Resultados questionados

O especialista em mercado de trabalho Enzo Weber critica os resultados do experimento. O pesquisador da Universidade de Regensburg e do Instituto para Pesquisa sobre Mercado de Trabalho e Ocupacional afirma que as empresas que participaram do projeto já tinham uma postura favorável à semana de quatro dias. Assim, portanto, elas não seriam uma seção transversal representativa da economia.

Empresas com concorrência internacional preferem não participar desse tipo de experimento, acredita Steffen Kampeter, presidente da associação de empregadores BDA. Ele também duvida do aumento da produtividade. “Uma semana de quatro dias com equiparação salarial total é apenas um grande aumento salarial que a grande maioria das empresas não pode pagar”, ressalta Kampeter.

Weber lembra ainda que durante o experimento não ocorreu somente a redução da jornada de trabalho, mas também mudanças em processos e na estrutura organizacional.

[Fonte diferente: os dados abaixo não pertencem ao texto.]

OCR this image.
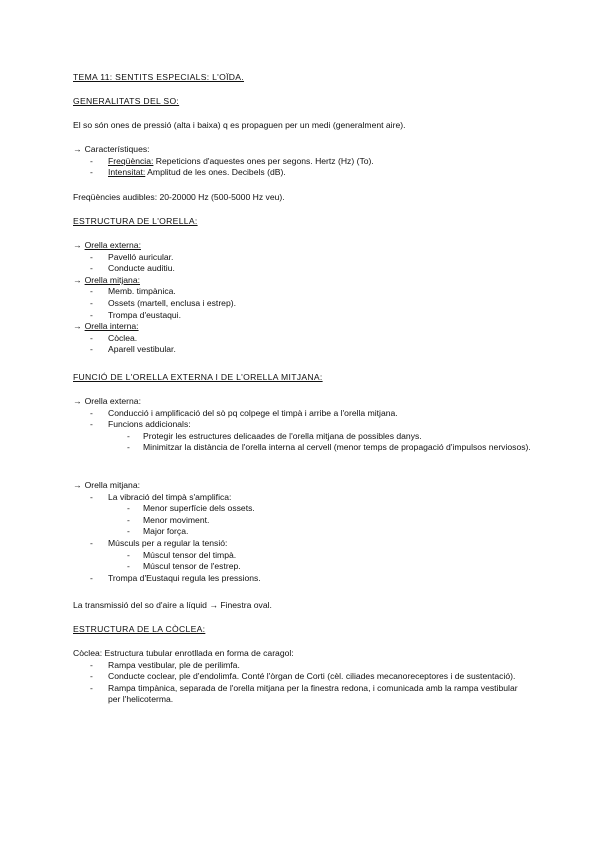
TEMA 11: SENTITS ESPECIALS: L'OÏDA.
GENERALITATS DEL SO:
El so són ones de pressió (alta i baixa) q es propaguen per un medi (generalment aire).
→ Característiques:
- Freqüència: Repeticions d'aquestes ones per segons. Hertz (Hz) (To).
- Intensitat: Amplitud de les ones. Decibels (dB).
Freqüències audibles: 20-20000 Hz (500-5000 Hz veu).
ESTRUCTURA DE L'ORELLA:
→ Orella externa:
- Pavelló auricular.
- Conducte auditiu.
→ Orella mitjana:
- Memb. timpànica.
- Ossets (martell, enclusa i estrep).
- Trompa d'eustaqui.
→ Orella interna:
- Còclea.
- Aparell vestibular.
FUNCIÓ DE L'ORELLA EXTERNA I DE L'ORELLA MITJANA:
→ Orella externa:
- Conducció i amplificació del sò pq colpege el timpà i arribe a l'orella mitjana.
- Funcions addicionals:
- Protegir les estructures delicaades de l'orella mitjana de possibles danys.
- Minimitzar la distància de l'orella interna al cervell (menor temps de propagació d'impulsos nerviosos).
→ Orella mitjana:
- La vibració del timpà s'amplifica:
- Menor superfície dels ossets.
- Menor moviment.
- Major força.
- Músculs per a regular la tensió:
- Múscul tensor del timpà.
- Múscul tensor de l'estrep.
- Trompa d'Eustaqui regula les pressions.
La transmissió del so d'aire a líquid → Finestra oval.
ESTRUCTURA DE LA CÒCLEA:
Còclea: Estructura tubular enrotllada en forma de caragol:
- Rampa vestibular, ple de perilimfa.
- Conducte coclear, ple d'endolimfa. Conté l'òrgan de Corti (cèl. ciliades mecanoreceptores i de sustentació).
- Rampa timpànica, separada de l'orella mitjana per la finestra redona, i comunicada amb la rampa vestibular per l'helicoterma.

Por isso, segundo ele, o aumento da produtividade não está necessariamente ligado à redução da carga horária.

O especialista também questiona os resultados positivos, pois, na sua opinião, a redução da jornada provavelmente levaria a uma intensificação do trabalho, com elementos sociais, criativos e comunicativos sendo deixados de lado. “As empresas geralmente sentem as consequências a médio prazo. E o estudo só avaliou seis meses.”

Como continua

Mais de 70% das empresas que participaram do experimento querem possibilitar a seus funcionários a semana de quatro dias, outras devem estender a fase de teste e algumas delas afirmaram que vão adotar a medida imediatamente.

No entanto, uma redução da jornada semanal não é praticável em todos os setores. Maquinistas de trem, motoristas de ônibus, lojistas, professores, policiais, bombeiros, médicos e enfermeiros não têm como aumentar a produtividade ao reduzir a carga horária.

Backmann ressalta que o estudo não tinha o objetivo de propagar uma introdução abrangente da semana de quatro dias, mas testar “um modelo de trabalho inovador e seu efeito”.